Coronary artery disease (CAD) affects millions around the world and is the leading cause of morbidity and mortality in many countries. It occurs when cholesterol deposits and inflammation restrict blood flow to the heart.
A German team has made a bounding leap in diagnosing serious heart conditions which may offer patients a second chance. The team is using a technique called late gadolinium enhancement (LGE) in patients with coronary artery disease to find myocardial infarctions (MI) that are hidden to traditional methods.
Although most infarctions (heart attacks) occur with classical symptoms like sharp pain in the heart region and/or arm, difficulty breathing and fear of dying, there are so-called silent heart attacks that can still influence prognosis.
"These patients represent almost half of the patients found to have MI. Thus, silent MI has to be regarded as a frequent finding in LGE cardiac MRI," noted Dr. Bernhard Klumpp and colleagues from the department of radiology at Eberhard Karls University Tübingen. "Although these MI are smaller than apparent MI, they are of clinical relevance as the presence of MI is linked to an unfavorable prognosis."
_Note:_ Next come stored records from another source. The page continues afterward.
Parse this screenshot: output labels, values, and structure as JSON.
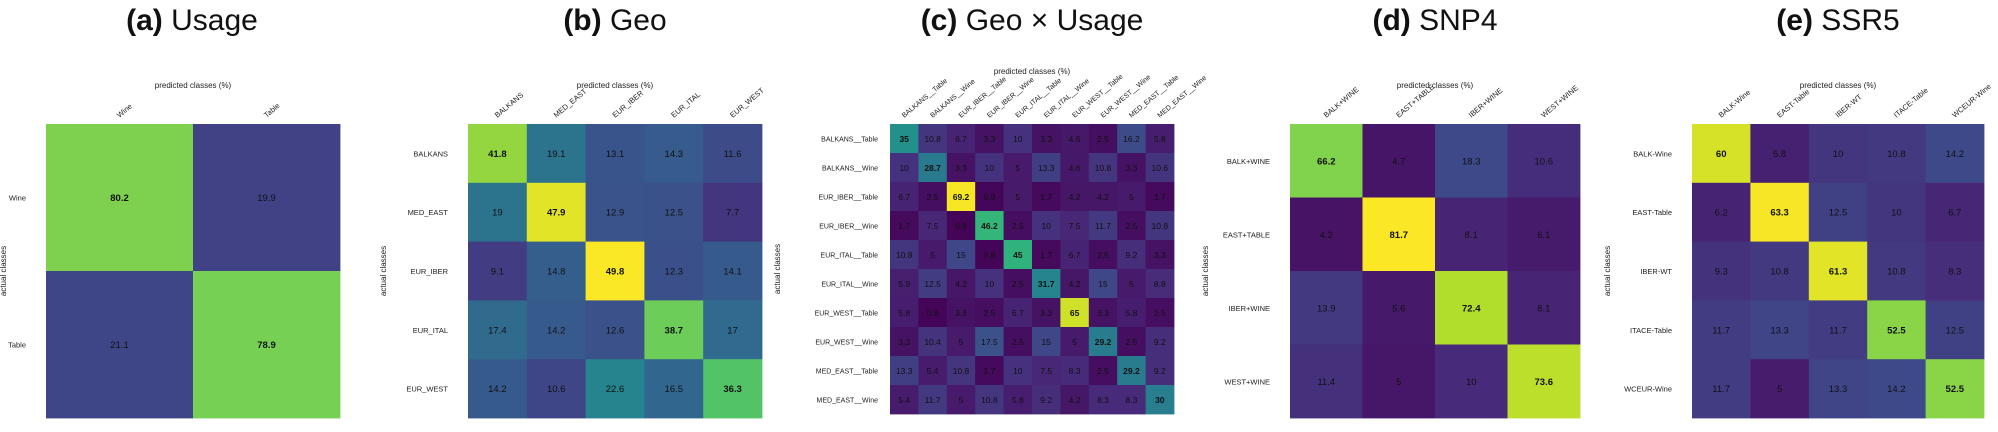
{
  "figure": {
    "panels": [
      {
        "letter": "(a)",
        "name": "Usage"
      },
      {
        "letter": "(b)",
        "name": "Geo"
      },
      {
        "letter": "(c)",
        "name": "Geo × Usage"
      },
      {
        "letter": "(d)",
        "name": "SNP4"
      },
      {
        "letter": "(e)",
        "name": "SSR5"
      }
    ]
  },
  "chart_data": [
    {
      "type": "heatmap",
      "title": "(a) Usage",
      "xlabel": "predicted classes (%)",
      "ylabel": "actual classes",
      "x_categories": [
        "Wine",
        "Table"
      ],
      "y_categories": [
        "Wine",
        "Table"
      ],
      "values": [
        [
          80.2,
          19.9
        ],
        [
          21.1,
          78.9
        ]
      ],
      "colormap": "viridis",
      "range": [
        0,
        100
      ]
    },
    {
      "type": "heatmap",
      "title": "(b) Geo",
      "xlabel": "predicted classes (%)",
      "ylabel": "actual classes",
      "x_categories": [
        "BALKANS",
        "MED_EAST",
        "EUR_IBER",
        "EUR_ITAL",
        "EUR_WEST"
      ],
      "y_categories": [
        "BALKANS",
        "MED_EAST",
        "EUR_IBER",
        "EUR_ITAL",
        "EUR_WEST"
      ],
      "values": [
        [
          41.8,
          19.1,
          13.1,
          14.3,
          11.6
        ],
        [
          19,
          47.9,
          12.9,
          12.5,
          7.7
        ],
        [
          9.1,
          14.8,
          49.8,
          12.3,
          14.1
        ],
        [
          17.4,
          14.2,
          12.6,
          38.7,
          17
        ],
        [
          14.2,
          10.6,
          22.6,
          16.5,
          36.3
        ]
      ],
      "colormap": "viridis",
      "range": [
        0,
        50
      ]
    },
    {
      "type": "heatmap",
      "title": "(c) Geo × Usage",
      "xlabel": "predicted classes (%)",
      "ylabel": "actual classes",
      "x_categories": [
        "BALKANS__Table",
        "BALKANS__Wine",
        "EUR_IBER__Table",
        "EUR_IBER__Wine",
        "EUR_ITAL__Table",
        "EUR_ITAL__Wine",
        "EUR_WEST__Table",
        "EUR_WEST__Wine",
        "MED_EAST__Table",
        "MED_EAST__Wine"
      ],
      "y_categories": [
        "BALKANS__Table",
        "BALKANS__Wine",
        "EUR_IBER__Table",
        "EUR_IBER__Wine",
        "EUR_ITAL__Table",
        "EUR_ITAL__Wine",
        "EUR_WEST__Table",
        "EUR_WEST__Wine",
        "MED_EAST__Table",
        "MED_EAST__Wine"
      ],
      "values": [
        [
          35,
          10.8,
          6.7,
          3.3,
          10,
          3.3,
          4.6,
          2.5,
          16.2,
          5.8
        ],
        [
          10,
          28.7,
          3.3,
          10,
          5,
          13.3,
          4.6,
          10.8,
          3.3,
          10.6
        ],
        [
          6.7,
          2.5,
          69.2,
          0.9,
          5,
          1.7,
          4.2,
          4.2,
          5,
          1.7
        ],
        [
          1.7,
          7.5,
          0.8,
          46.2,
          2.5,
          10,
          7.5,
          11.7,
          2.5,
          10.8
        ],
        [
          10.8,
          5,
          15,
          0.8,
          45,
          1.7,
          6.7,
          2.5,
          9.2,
          3.3
        ],
        [
          5.9,
          12.5,
          4.2,
          10,
          2.5,
          31.7,
          4.2,
          15,
          5,
          8.8
        ],
        [
          5.8,
          0.8,
          3.3,
          2.5,
          6.7,
          3.3,
          65,
          3.3,
          5.8,
          2.5
        ],
        [
          3.3,
          10.4,
          5,
          17.5,
          2.5,
          15,
          5,
          29.2,
          2.5,
          9.2
        ],
        [
          13.3,
          5.4,
          10.8,
          1.7,
          10,
          7.5,
          8.3,
          2.5,
          29.2,
          9.2
        ],
        [
          5.4,
          11.7,
          5,
          10.8,
          5.8,
          9.2,
          4.2,
          8.3,
          8.3,
          30
        ]
      ],
      "colormap": "viridis",
      "range": [
        0,
        70
      ]
    },
    {
      "type": "heatmap",
      "title": "(d) SNP4",
      "xlabel": "predicted classes (%)",
      "ylabel": "actual classes",
      "x_categories": [
        "BALK+WINE",
        "EAST+TABLE",
        "IBER+WINE",
        "WEST+WINE"
      ],
      "y_categories": [
        "BALK+WINE",
        "EAST+TABLE",
        "IBER+WINE",
        "WEST+WINE"
      ],
      "values": [
        [
          66.2,
          4.7,
          18.3,
          10.6
        ],
        [
          4.2,
          81.7,
          8.1,
          6.1
        ],
        [
          13.9,
          5.6,
          72.4,
          8.1
        ],
        [
          11.4,
          5,
          10,
          73.6
        ]
      ],
      "colormap": "viridis",
      "range": [
        0,
        82
      ]
    },
    {
      "type": "heatmap",
      "title": "(e) SSR5",
      "xlabel": "predicted classes (%)",
      "ylabel": "actual classes",
      "x_categories": [
        "BALK-Wine",
        "EAST-Table",
        "IBER-WT",
        "ITACE-Table",
        "WCEUR-Wine"
      ],
      "y_categories": [
        "BALK-Wine",
        "EAST-Table",
        "IBER-WT",
        "ITACE-Table",
        "WCEUR-Wine"
      ],
      "values": [
        [
          60,
          5.8,
          10,
          10.8,
          14.2
        ],
        [
          6.2,
          63.3,
          12.5,
          10,
          6.7
        ],
        [
          9.3,
          10.8,
          61.3,
          10.8,
          8.3
        ],
        [
          11.7,
          13.3,
          11.7,
          52.5,
          12.5
        ],
        [
          11.7,
          5,
          13.3,
          14.2,
          52.5
        ]
      ],
      "colormap": "viridis",
      "range": [
        0,
        64
      ]
    }
  ]
}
Its known from clinical data that many patients who suffer from coronary artery disease (CAD) have a silent progression of the disease. This means that they may have a heart attack and never know about it. This also has serious effects on the prognosis, which is why these patients must be strictly monitored and corresponding tactics should be employed.
In this study, however, Klumpp et al. decided to study silent heart attacks in patients showing symptoms of coronary disease. Two hundred and forty patients were studied, which included 182 men and 58 women. Of the 240, 181 had previous history of CAD while 76 experienced a heart attack in the past. All patients either had previous or new symptoms of CAD or known CAD with recurring or increasing symptoms.
Patients underwent myocardial perfusion, functional and viability imaging using a 1.5 Tesla MRI system (Magneto Sonata and Avanta, Siemens). Localized contrast enhancement of a delineated shape with its base at the endocardial border on LGE images was defined as MI. The images were then classified by their size and location. The supplying coronary artery and localization were described according to the American Heart Association’s recommended 17 segment model. The degree of infarction was determined semiquantitatively by the number of affected segments and location was described by the number of each damaged segment.
Patients with confirmed MRI on LGE cardiac MRI were divided into two groups, the first were patients with previous history of MI, and the second, patients with no history of MI. Subsequently, both groups were compared and analyzed by size, location of MI, and left ventricular function.
Pic. 1. Total number of segments involved in myocardial infarction for each vessel territory compared for patients with apparent (group one) and with silent (group two) myocardial infarction. (LAD = left anterior descending artery, RCA = right coronary artery, LCX = left circumflex artery). Image courtesy of Dr. Bernhard Klumpp.
Coronary artery disease was confirmed in 210 patients, 118 of which (56%) had confirmed MI on LGE cardiac MRI, and 110 of the 118 had previous history of CAD. Only 69 of the 118 patients (58%) had history of MI. Group one’s mean left-ventricular ejection fraction was 49 ± 11%, (ranging from 18% to 74%), and the size of MI was 4.9 ± 3. Group two, on the other hand, had a mean left ventricular ejection fraction of 52 ± 11%, (ranging from 22% to 72%), and an MI size of 3.2 ± 2.1.
The results showed that patients in group two were much older and MI was considerably smaller in size than in group one. These findings coincide with previously performed studies. Myocardial infarction in group two (silent MI) occurred much more often in the left circumflex artery (LCX) than in the left anterior descending artery (LAD). Silent MI was found in 27% of patients with a history of CAD and in 23% of patients that were found to have CAD during the course of the study. In other words, 42% of patients had no knowledge of having MI and were never diagnosed with MI in the past before confirmation by LGE cardiac MRI.
These findings imply that size of MI directly affects the probability of classic symptoms onset which in the group with a history of MI was significantly larger. Also, the location in cases of silent MI was mostly concentrated in the LCX region, as opposed to group one, where the location was predominantly the anterior wall supplied by the LAD coronary artery.
"Our results confirm that chronic MI is a frequent finding in patients with CAD. Yet, 42% of all MI depicted by LGE cardiac MRI throughout the study were not known before," the authors wrote. "These patients with clinical occult MI represent 23% of all patients found to have CAD in the study and 27% of patients with previously known CAD. They have to be regarded as patients at increased risk for major adverse cardiac events."
CAD is a very serious disease that affects people of all countries and social status. Oftentimes, MI is the first symptom of CAD, which is why studying myocardial viability is extremely important and can affect prognosis and risk of MI or recurrent MI.